According to the NCUA, the NCUSIF insures about 98% of all credit unions in the United States. Therefore, members of credit unions will likely already have NCUSIF-protected accounts.

What does it mean to be “federally insured by the NCUA?” “

On a building or website for a credit union, you can see that it is “federally insured by the NCUA”.

This wording lets you know that the money in your account is in a safe place. With NCUSIF, money in individual or joint accounts is secure even if a credit union closes.

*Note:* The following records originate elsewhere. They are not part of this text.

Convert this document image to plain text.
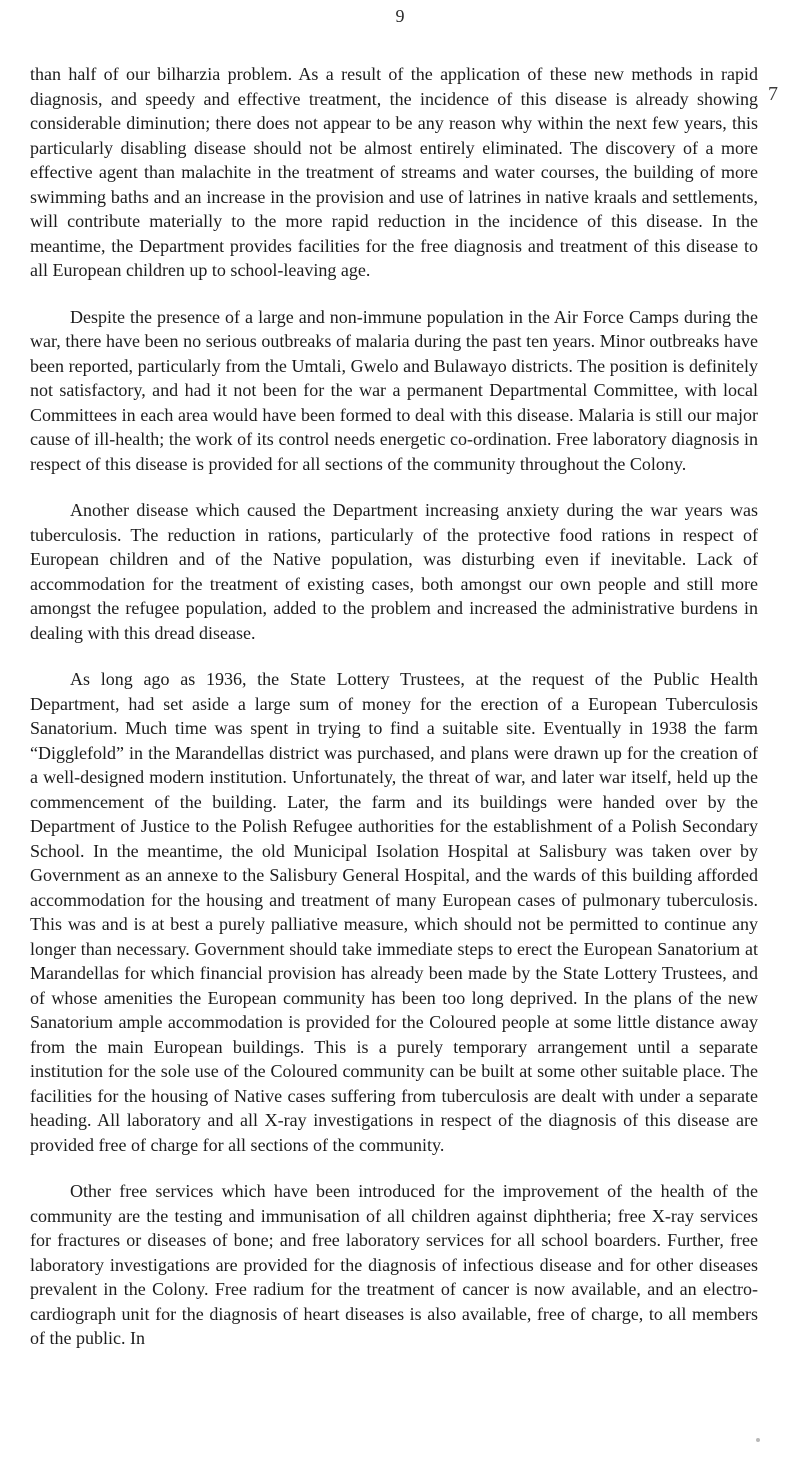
9
7

than half of our bilharzia problem. As a result of the application of these new methods in rapid diagnosis, and speedy and effective treatment, the incidence of this disease is already showing considerable diminution; there does not appear to be any reason why within the next few years, this particularly disabling disease should not be almost entirely eliminated. The discovery of a more effective agent than malachite in the treatment of streams and water courses, the building of more swimming baths and an increase in the provision and use of latrines in native kraals and settlements, will contribute materially to the more rapid reduction in the incidence of this disease. In the meantime, the Department provides facilities for the free diagnosis and treatment of this disease to all European children up to school-leaving age.

Despite the presence of a large and non-immune population in the Air Force Camps during the war, there have been no serious outbreaks of malaria during the past ten years. Minor outbreaks have been reported, particularly from the Umtali, Gwelo and Bulawayo districts. The position is definitely not satisfactory, and had it not been for the war a permanent Departmental Committee, with local Committees in each area would have been formed to deal with this disease. Malaria is still our major cause of ill-health; the work of its control needs energetic co-ordination. Free laboratory diagnosis in respect of this disease is provided for all sections of the community throughout the Colony.

Another disease which caused the Department increasing anxiety during the war years was tuberculosis. The reduction in rations, particularly of the protective food rations in respect of European children and of the Native population, was disturbing even if inevitable. Lack of accommodation for the treatment of existing cases, both amongst our own people and still more amongst the refugee population, added to the problem and increased the administrative burdens in dealing with this dread disease.

As long ago as 1936, the State Lottery Trustees, at the request of the Public Health Department, had set aside a large sum of money for the erection of a European Tuberculosis Sanatorium. Much time was spent in trying to find a suitable site. Eventually in 1938 the farm “Digglefold” in the Marandellas district was purchased, and plans were drawn up for the creation of a well-designed modern institution. Unfortunately, the threat of war, and later war itself, held up the commencement of the building. Later, the farm and its buildings were handed over by the Department of Justice to the Polish Refugee authorities for the establishment of a Polish Secondary School. In the meantime, the old Municipal Isolation Hospital at Salisbury was taken over by Government as an annexe to the Salisbury General Hospital, and the wards of this building afforded accommodation for the housing and treatment of many European cases of pulmonary tuberculosis. This was and is at best a purely palliative measure, which should not be permitted to continue any longer than necessary. Government should take immediate steps to erect the European Sanatorium at Marandellas for which financial provision has already been made by the State Lottery Trustees, and of whose amenities the European community has been too long deprived. In the plans of the new Sanatorium ample accommodation is provided for the Coloured people at some little distance away from the main European buildings. This is a purely temporary arrangement until a separate institution for the sole use of the Coloured community can be built at some other suitable place. The facilities for the housing of Native cases suffering from tuberculosis are dealt with under a separate heading. All laboratory and all X-ray investigations in respect of the diagnosis of this disease are provided free of charge for all sections of the community.

Other free services which have been introduced for the improvement of the health of the community are the testing and immunisation of all children against diphtheria; free X-ray services for fractures or diseases of bone; and free laboratory services for all school boarders. Further, free laboratory investigations are provided for the diagnosis of infectious disease and for other diseases prevalent in the Colony. Free radium for the treatment of cancer is now available, and an electro-cardiograph unit for the diagnosis of heart diseases is also available, free of charge, to all members of the public. In
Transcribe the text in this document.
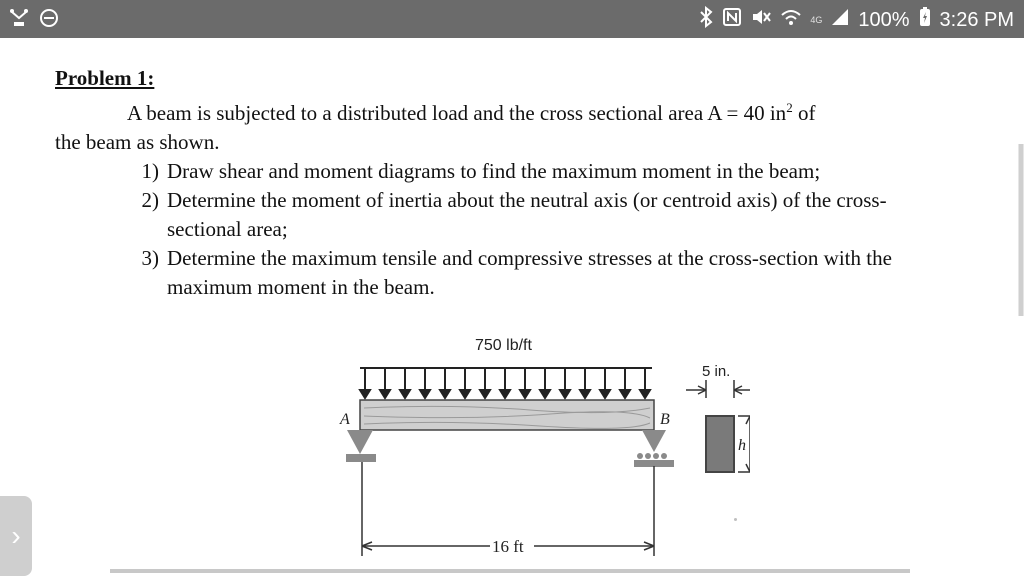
4G 100% 3:26 PM
Problem 1:
A beam is subjected to a distributed load and the cross sectional area A = 40 $in^2$ of
the beam as shown.
1) Draw shear and moment diagrams to find the maximum moment in the beam;
2) Determine the moment of inertia about the neutral axis (or centroid axis) of the cross-sectional area;
3) Determine the maximum tensile and compressive stresses at the cross-section with the maximum moment in the beam.
750 lb/ft
A	B
16 ft
5 in.
h
›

Accounts protected by federal equity insurance include:

Keep in mind that although IRAs are covered, the NCUA does not insure brokerage accounts. Money invested in stocks, bonds or mutual funds is not secure, even if those products come directly from a federally insured credit union. A credit union should inform its members if a specific product is not insured by the federal government, so that you know what is guaranteed by the credit union and what is not.

Why is Federal Equity Insurance Important?

Federal equity insurance is crucial because it ensures that the money in your account is protected no matter what. The NCUA regularly reviews the operation of federal credit unions, so they do not close often.

However, if a credit union goes bankrupt, you won’t lose a dime of your money. If your credit union closes, the NCUA will transfer your money to another federally insured credit union.

In the event that he cannot transfer money to another credit union, you will receive a check for the money that was in your account in the mail a few days after the credit union closes. Either way, your money won’t go away if something bad happens.

How much does the NCUA insure?

Federally insured credit unions will have up to $ 250,000 secured in an individual account. If you are part of a joint account, you can have $ 250,000 protected per owner for a total of $ 500,000.

It is possible to have over $ 250,000 safe in a credit union if the accounts fall into separate ownership categories. The property categories are divided into the following groups:

  • Individual owner accounts
  • Joint accounts
  • Traditional IRAs, Roth IRAs and KEOGH accounts
  • Revocable trust accounts
  • Irrevocable trust accounts

Let’s say you have $ 250,000 in an individual account and $ 350,000 in a joint account. If your bank were to close its doors, the $ 600,000 would still be insured by the federal government.

If you prefer to have all of your money in one property category, you can also choose to deposit your money in more than one credit union.

For example, you might have a savings account of $ 250,000 at one credit union and $ 250,000 in a CD at another credit union. Your two accounts would still be insured by the federal government.

How do I know if my credit union is federally insured?

Federally insured credit unions by the NCUA will have a sign at each branch near the cashiers. If you are visiting the website, the sign will usually be at the bottom of the home page.

The NCUA maintains a database of federally insured credit unions. If you look up the address, credit union name, or charter number in this database, you can check to see if it’s federally insured.

You can also use the NCUA Equity Insurance Estimator if you want to know how the equity insurance rules apply based on your situation.